Someone once gave me a diary. It was about the size of a small book, with a little latch and key. I remember how hard I tried to write in that little plastic covered book, but I didn’t know who to write to or what to write. Dear Diary, I wish I didn’t have to share a bedroom with my sister who I think is crazy. What if my sister read that? Then I lost the key and the latch broke. The book seemed totally useless and I tossed it in the trash.
Since my first experience with a diary, I’ve discovered how valuable it is for me to write my thoughts down. I prefer to say that I journal rather than to say that I keep a diary. It sounds a little more sophisticated to my ears.
My journals do not have a latch, or a key, but none-the-less, I do not have to worry about anyone reading them. Why would they? I no longer share a bedroom with that sister who I later discovered was not crazy, just creative and for as long as I’ve kept a journal, neither my husband nor sons have been curious about what lies between the covers of all those composition books on the shelf.
When I first started to journal, it felt a little like trying to write in my first diary; I was at a loss as to what to say and who to say it to. Yet something inside of me wanted to keep track of what was going on in my life. At first, I simply recorded what I planted in my garden and the number of quarts of peaches I put up each year. Then, I realized I had much more to talk about with myself than the list of chores I completed in a day.
The tone in my writing began changing with the pregnancy of our first child. Then, I began writing about my fears of becoming a mother, which uncovered my thoughts about my own mother, which then led to reflecting on my father and his death by suicide.

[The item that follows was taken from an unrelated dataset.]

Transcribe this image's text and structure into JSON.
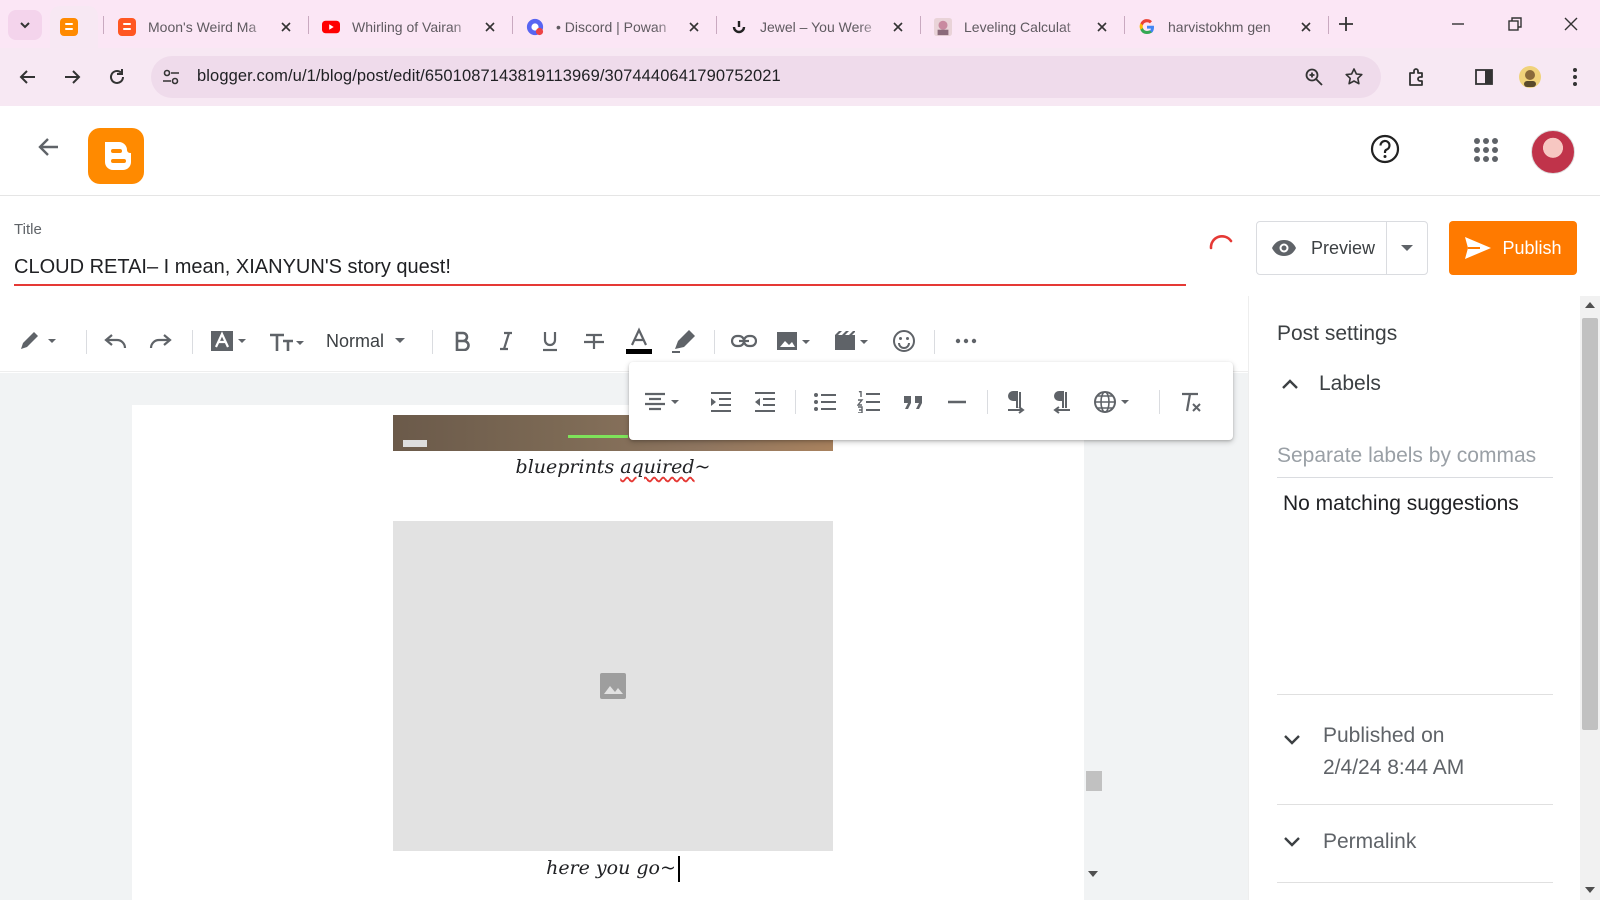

Suddenly, it felt as though invisible flood gates inside my mind opened up. There was a sense of freedom to say what I’d never said out loud to anyone. I no longer had to keep any secrets, pretend that all was well when it was not, or keep a lid on my feelings. When I wrote in the privacy of the pages of my journal, I no longer worried about offending anyone with words because I knew my words were safe with me.
It was quite by accident when I discovered that when writing thoughts down, the thoughts were no longer useless ethereal vapors. Instead, they were real and gave shape and form to my life. My thoughts are what formed who I was, which led to the question, “Do I like who I’ve become?”
Sometimes I did, other times I did not, but when we write down our thoughts, it gives us all the power we need to discover just exactly who we are. Then, we can alter what needs altering and be okay with what remains the same for the time being.
Why bother to journal? Seeing our thoughts written down causes us to see how those thoughts shape our lives. Then, if we want to alter anything, we can. But the change starts with first taking a look at those thoughts.